Pero su lugar en la historia de Chile estará dado por su participación en el proceso de término de la dictadura e inicios de la democracia. El liderazgo de Patricio Aylwin pertenece al tipo de lo que puede llamarse liderazgo instituido o constituido por oposición a lo que sería un liderazgo instituyente o constituyente. El primero es el que implementa, canaliza y dirige lo ya constituido. El segundo, es el que crea o genera un movimiento o un proceso e inaugura una época.
Tanto en el liderazgo ejercido durante la UP, como luego en la lucha contra la dictadura y en el primer período democrático postdictatorial del cual fue presidente, Aylwin asumió una responsabilidad que le fue conferida por otros. Una, por la oposición golpista de derecha a Salvador Allende; otra, por la oposición a la dictadura y su rol en la coalición de centroizquierda, tanto como Concertación de Partidos por el No en el plebiscito de 1987 y luego en la Concertación de Partidos por la Democracia para asumir el gobierno consagrándolo presidente. En ambos casos, fue no el creador ni fundador, sino el conductor, y en esa calidad principal intérprete de lo que debía ser el proyecto correspondiente.
Así, hay que aceptar que Aylwin presidente fue un producto de la alianza de centroizquierda y del proceso de cambio de régimen dictatorial. En esa calidad de implementador, cabe destacar su estilo de político tradicional, democrático, serio, responsable y dialogador, sabiendo dirigir algo que no había creado. Y en ese sentido, es normal que él les diera un sesgo a la coalición y a su gobierno acorde con lo que era su trayectoria, distinto al que le hubiera dado un Gabriel Valdés o un Ricardo Lagos, para hablar de los principales liderazgos fundantes o instituyentes de esa época en el campo democrático. Y ese sesgo vino dado por no intentar terminar con los fundamentos de la herencia de la dictadura en el plano socioeconómico y político, sino aprovechar los espacios que esa herencia permitía. La medida de lo posible, aplicada no sólo a la cuestión de la justicia, sino sobre todo en estos campos, fue dada a partir de un juicio discutible sobre lo que era la situación del país y de una interpretación particular de lo que eran las potencialidades del proceso que se iniciaba.

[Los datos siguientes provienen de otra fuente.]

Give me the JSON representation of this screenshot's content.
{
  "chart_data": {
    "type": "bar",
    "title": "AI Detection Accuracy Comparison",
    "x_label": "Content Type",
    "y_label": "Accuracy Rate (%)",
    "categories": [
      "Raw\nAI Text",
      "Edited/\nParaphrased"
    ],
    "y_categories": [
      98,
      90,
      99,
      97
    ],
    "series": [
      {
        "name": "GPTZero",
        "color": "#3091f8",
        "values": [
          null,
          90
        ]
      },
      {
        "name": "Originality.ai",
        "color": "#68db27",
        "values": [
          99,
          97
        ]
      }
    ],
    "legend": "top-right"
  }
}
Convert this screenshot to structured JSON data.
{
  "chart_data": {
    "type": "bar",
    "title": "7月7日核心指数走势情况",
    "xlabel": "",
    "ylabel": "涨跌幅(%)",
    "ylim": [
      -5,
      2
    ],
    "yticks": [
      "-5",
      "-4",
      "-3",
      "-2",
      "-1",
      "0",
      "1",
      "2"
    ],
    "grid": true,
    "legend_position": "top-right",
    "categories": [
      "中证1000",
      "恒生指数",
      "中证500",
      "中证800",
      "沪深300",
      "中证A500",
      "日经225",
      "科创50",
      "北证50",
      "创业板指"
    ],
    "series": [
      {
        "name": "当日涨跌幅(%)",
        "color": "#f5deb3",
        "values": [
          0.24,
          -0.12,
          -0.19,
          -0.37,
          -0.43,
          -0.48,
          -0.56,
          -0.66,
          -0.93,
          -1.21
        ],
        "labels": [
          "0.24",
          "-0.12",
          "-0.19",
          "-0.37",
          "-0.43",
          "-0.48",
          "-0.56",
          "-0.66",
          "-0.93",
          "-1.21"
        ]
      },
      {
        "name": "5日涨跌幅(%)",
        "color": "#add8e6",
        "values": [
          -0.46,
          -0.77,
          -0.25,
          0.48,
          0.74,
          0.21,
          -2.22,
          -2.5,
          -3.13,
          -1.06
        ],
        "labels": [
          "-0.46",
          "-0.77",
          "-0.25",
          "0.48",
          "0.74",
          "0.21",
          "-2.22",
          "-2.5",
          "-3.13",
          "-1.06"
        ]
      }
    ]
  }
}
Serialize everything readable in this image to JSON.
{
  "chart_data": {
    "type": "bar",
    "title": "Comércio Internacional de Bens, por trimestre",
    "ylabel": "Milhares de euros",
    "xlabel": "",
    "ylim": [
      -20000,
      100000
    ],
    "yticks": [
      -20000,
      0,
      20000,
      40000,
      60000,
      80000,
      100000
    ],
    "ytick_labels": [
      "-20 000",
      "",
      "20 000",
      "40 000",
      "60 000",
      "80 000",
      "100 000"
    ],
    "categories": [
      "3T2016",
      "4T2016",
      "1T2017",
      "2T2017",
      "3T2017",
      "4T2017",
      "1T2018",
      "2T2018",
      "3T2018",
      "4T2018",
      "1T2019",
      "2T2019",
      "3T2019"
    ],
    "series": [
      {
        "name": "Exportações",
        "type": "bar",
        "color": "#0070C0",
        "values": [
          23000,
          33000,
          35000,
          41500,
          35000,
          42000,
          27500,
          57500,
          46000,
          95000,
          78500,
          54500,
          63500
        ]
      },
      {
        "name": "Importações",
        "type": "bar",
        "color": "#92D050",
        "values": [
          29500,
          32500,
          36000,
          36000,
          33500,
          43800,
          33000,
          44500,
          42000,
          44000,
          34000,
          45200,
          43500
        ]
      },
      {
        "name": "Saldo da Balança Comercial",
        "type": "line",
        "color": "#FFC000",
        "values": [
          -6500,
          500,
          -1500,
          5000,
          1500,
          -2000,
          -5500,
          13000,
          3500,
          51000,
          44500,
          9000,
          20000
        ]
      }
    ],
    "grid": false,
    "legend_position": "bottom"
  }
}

Así, más allá de los grandes mejoramientos económicos y sociales, lo cierto es que el avance hacia la superación del modelo heredado de la dictadura en lo socioeconómico y sus mecanismos de acumulación, y no sólo su corrección y por lo tanto consolidación; y hacia la superación de los enclaves autoritarios, y no sólo la utilización de los espacios permitidos por ellos, pudo haber sido mayor. Y decir, como lo hacen muchos hoy, que no había ninguna posibilidad de expandir los límites de eso posible, es reducir la política al juicio de la autoridad o de los técnicos, con lo que se niega la esencia misma de la política, que es el debate social y político de lo que es posible.
Este sesgo se perpetuó en los gobiernos de la Concertación y su precio pudo apreciarse con la crisis del modelo, puesta en evidencia con las movilizaciones de 2011-2012, y la consiguiente ruptura entre política y sociedad agravada estos últimos años. El proyecto encabezado por Michelle Bachelet y la Nueva Mayoría busca, precisamente, cambiar este sesgo por uno de carácter transformador del modelo heredado de la dictadura.